Habitat loss sparks cascade of ecosystem damage

By AFP
July 30, 2020

The effects of shrinking habitats on wildlife are more profound and wide ranging than often assumed, a study published Wednesday found, as researchers warned that many forecasts underestimate how many species are lost in fragmented environments.

Human activity is devouring ever more of the natural world, destroying forests, splintering habitats into isolated areas, while polluting land and sea.

This is driving the sixth mass extinction event in the last half-billion years -- the last one wiped out land-based dinosaurs around 66 million years ago. While the link between habitat loss and the sharp decline in life on Earth are well established, German researchers set out to try to quantify the dynamics of species loss using data from dozens of studies on environments across the world.

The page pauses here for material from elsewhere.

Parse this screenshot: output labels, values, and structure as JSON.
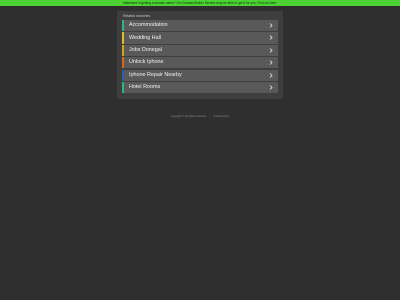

They found that smaller habitats piled significant extra pressures on species that are often not included in estimates of biodiversity loss, causing more extinctions than would normally be predicted.

Forecasting models currently used were "highly simplistic" and tended to draw on land size and the number of species found in an area to estimate the immediate effects of habitat loss, author Jonathan Chase, of the German Centre for Integrative Biodiversity Research, told AFP.

"When we make these ‘guesses’, we’re often quite wrong. And it’s these sorts of guesses that we suggest underestimate how many species are lost when habitat is lost (and how many are saved when habitat is saved or restored)," he said. The study, published in Nature, looked at a dataset of 123 studies from habitats across the world, comparing large, intact areas -- mainly forests -- with smaller areas.

These covered "tropical rainforests surrounded by oil palm to Israeli scrub habitats surrounded by crops to islands in lakes that were created by reservoirs when dams were built", Chase said.